Herbal medicine use in the districts of Nakapiripirit, Pallisa, Kanungu, and Mukono in Uganda
1 Makerere University, College of Agricultural and Environmental Sciences (MUCAES), P.O. Box 7062, Kampala, Uganda
2 Department of Botany, Herbarium and Botanic Garden, Makerere University, P. O. Box 7062, Kampala, Uganda
3 Uganda National Commission for UNESCO, Ministry of Education & Sports, Embassy House, King George VI Way, Kampala, Uganda
4 World Health Organization, WHO Regional Office for Africa, P.O. Box 6, Brazzaville, Republic of Congo
Journal of Ethnobiology and Ethnomedicine 2012, 8:35 doi:10.1186/1746-4269-8-35Published: 3 September 2012
Traditional medicine (TM) occupies a special place in the management of diseases in Uganda. Not with standing the many people relying on TM, indigenous knowledge (IK) related to TM is getting steadily eroded. To slow down this loss it is necessary to document and conserve as much of the knowledge as possible. This study was conducted to document the IK relevant to traditional medicine in the districts of Mukono, Nakapiripirit, Kanungu and Pallisa, in Uganda.
An ethnobotanical survey was conducted between October 2008 and February 2009 using techniques of key informant interviews and household interviews.
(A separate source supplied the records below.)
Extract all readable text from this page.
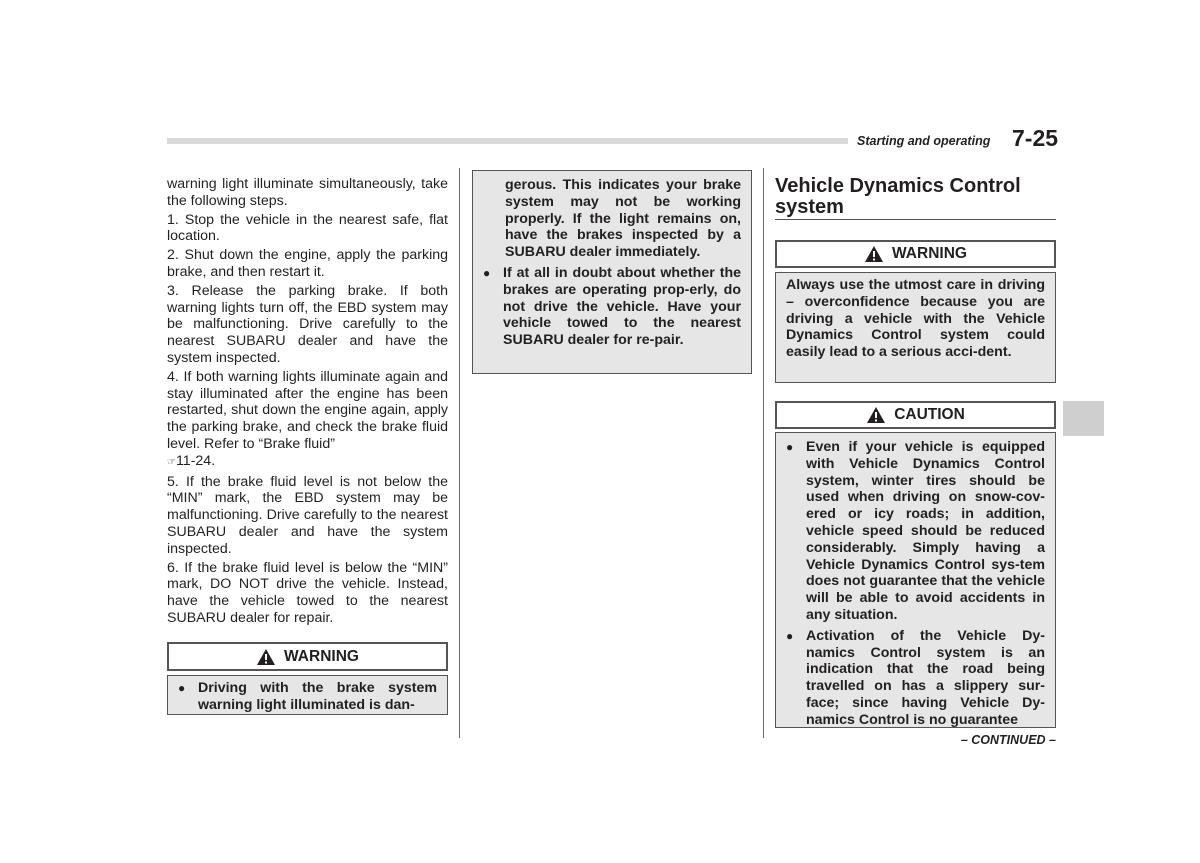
Starting and operating 7-25

warning light illuminate simultaneously, take the following steps.

1. Stop the vehicle in the nearest safe, flat location.

2. Shut down the engine, apply the parking brake, and then restart it.

3. Release the parking brake. If both warning lights turn off, the EBD system may be malfunctioning. Drive carefully to the nearest SUBARU dealer and have the system inspected.

4. If both warning lights illuminate again and stay illuminated after the engine has been restarted, shut down the engine again, apply the parking brake, and check the brake fluid level. Refer to “Brake fluid”
☞11-24.

5. If the brake fluid level is not below the “MIN” mark, the EBD system may be malfunctioning. Drive carefully to the nearest SUBARU dealer and have the system inspected.

6. If the brake fluid level is below the “MIN” mark, DO NOT drive the vehicle. Instead, have the vehicle towed to the nearest SUBARU dealer for repair.

WARNING
● Driving with the brake system warning light illuminated is dan-
gerous. This indicates your brake system may not be working properly. If the light remains on, have the brakes inspected by a SUBARU dealer immediately.
● If at all in doubt about whether the brakes are operating prop-erly, do not drive the vehicle. Have your vehicle towed to the nearest SUBARU dealer for re-pair.
Vehicle Dynamics Control system
WARNING
Always use the utmost care in driving – overconfidence because you are driving a vehicle with the Vehicle Dynamics Control system could easily lead to a serious acci-dent.
CAUTION
● Even if your vehicle is equipped with Vehicle Dynamics Control system, winter tires should be used when driving on snow-cov-ered or icy roads; in addition, vehicle speed should be reduced considerably. Simply having a Vehicle Dynamics Control sys-tem does not guarantee that the vehicle will be able to avoid accidents in any situation.
● Activation of the Vehicle Dy-namics Control system is an indication that the road being travelled on has a slippery sur-face; since having Vehicle Dy-namics Control is no guarantee
– CONTINUED –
The common diseases and conditions in the four districts include malaria, cough, headache, diarrhea, abdominal pain, flu, backache and eye diseases. Respondents stated that when they fall sick they self medicate using plant medicines or consult western-trained medicine practitioners. Self medication using herbal medicines was reported mostly by respondents of Nakapiripirit and Mukono. Respondents have knowledge to treat 78 ailments using herbal medicines. 44 species, mentioned by three or more respondents have been prioritized. The most frequently used part in herbal medicines is the leaf, followed by the stem and root. People sometime use animal parts, soil, salt and water from a grass roof, in traditional medicines. Herbal medicines are stored for short periods of time in bottles. The knowledge to treat ailments is acquired from parents and grandparents. Respondents’ age and tribe appears to have a significant influence on knowledge of herbal medicine, while gender does not.
This survey has indicated that IK associated with TM stills exists and that TM is still important in Uganda because many people use it as a first line of health care when they fall sick. Age and tribe influence the level of IK associated with herbal medicine, but gender does not.